Fitness programs have evolved to incorporate certain movement standards and common practices, which is not a bad thing in itself, but this development has taken us away from our ability to consider our goals and evaluate our progress relative to those goals. A few of the statements we have all come to know as casual "fact" are:
In order to do a movement properly, you must meet ___ movement standards (think: get your hip crease below your knees in a squat. Lock out your arms overhead in a press)
You will not make progress without progressively overloading (think: increasing weight or reps regularly in your workouts)
Once you can do the more advanced variation of a movement, you should not return to the regression (think: "graduating" from dumbbells to a barbell)
If you're not hurting, you're not improving (think: how do you feel when you're NOT sore after a workout?)
These belief systems are detrimental to our health (I've seen them result in injury more times than I can count), and they often contribute to the general fear many people have about starting a fitness program.
Some of these statements are true for genuinely competitive athletes (people who do a sport for money or some other extrinsic incentive).
For busy professionals and the general population, I want you to remember that fitness and health are PROCESS-BASED. There is usually a goal, and the best way to meet that goal is going to change every day.
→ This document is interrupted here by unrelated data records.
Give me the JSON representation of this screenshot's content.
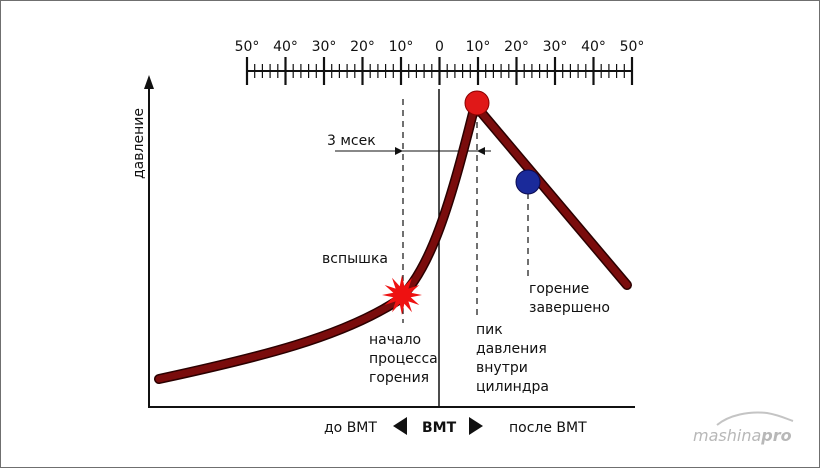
{
  "scale": {
    "labels": [
      "50°",
      "40°",
      "30°",
      "20°",
      "10°",
      "0",
      "10°",
      "20°",
      "30°",
      "40°",
      "50°"
    ]
  },
  "axis": {
    "ylabel": "давление"
  },
  "annotations": {
    "duration": "3 мсек",
    "flash": "вспышка",
    "combustion_start": [
      "начало",
      "процесса",
      "горения"
    ],
    "pressure_peak": [
      "пик",
      "давления",
      "внутри",
      "цилиндра"
    ],
    "combustion_end": [
      "горение",
      "завершено"
    ]
  },
  "bottom": {
    "before": "до ВМТ",
    "tdc": "ВМТ",
    "after": "после ВМТ"
  },
  "watermark": {
    "part1": "mashina",
    "part2": "pro"
  },
  "colors": {
    "curve_fill": "#7a0c0c",
    "curve_outline": "#2a0000",
    "peak_dot": "#e01818",
    "end_dot": "#1a2a9a",
    "flash": "#ee1111"
  }
}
Our bodies are different every day. Our bodies are different from our friends' and coaches' bodies. How, then, do we ensure that we keep ourselves safe and on a good, healthy track with our fitness?
You MUST ask yourself these questions:
1) WHAT IS THE GOAL OF THIS ____ (workout, movement, program, etc.)?
2) AM I MEETING THAT GOAL IF I PERFORM THIS _____ IN THIS FASHION?
3) IS THIS ____ RISKY FOR MY SAFETY OR HEALTH?
The simplest piece:
If the answer to 3 is "yes," you should stop doing that thing, change your goal, or regress back to a point where you are NOT at risk. Getting injured doing a movement completely negates any positive progress you might think you're making by doing that movement in the first place. Stop that! Be safe, first and foremost!
The other two require a bit more investigation.
Let's take a simple movement like a bicep curl as an example.
Usually, the goal of a biceps curl is to grow your biceps muscles (or strengthen your biceps). Let's say one day that your trainer tells you to grab a heavier pair of weights, or you decide to do so because your friend is out-lifting you. As you perform your curls you notice that you are needing to swing your hips in order to get the weights to your shoulders. You ask yourself, "is this going to accomplish my goal to strengthen my biceps?" ...maybe. But it'll happen a hell of a lot slower than if you weren't performing the movement that way.
What if, in the same scenario, you notice that performing those curls causes a stabbing and unrelenting pain in your elbow? Do you think you're going to engage the proper muscles and make decent progress in that instance?
You're not.
And you may also wind up unable to bend your arm for a few weeks if you continue to push.
The above example applies to any movement in the gym, any pre-hab or rehab practices, and any program. If you find yourself compensating with other parts of your body during movements in the gym, pushing through "bad" pain in order to meet an arbitrary standard, or not seeing the results that you want to see, it is VERY possible that you are focusing on an unimportant end-state rather than on the best possible way to meet your goals that day.
Listen to your body. Think critically about your goals. Ask about the goal of a certain movement or program. Get a coach who knows how to modify and progress movements based on your needs. Take care of YOU.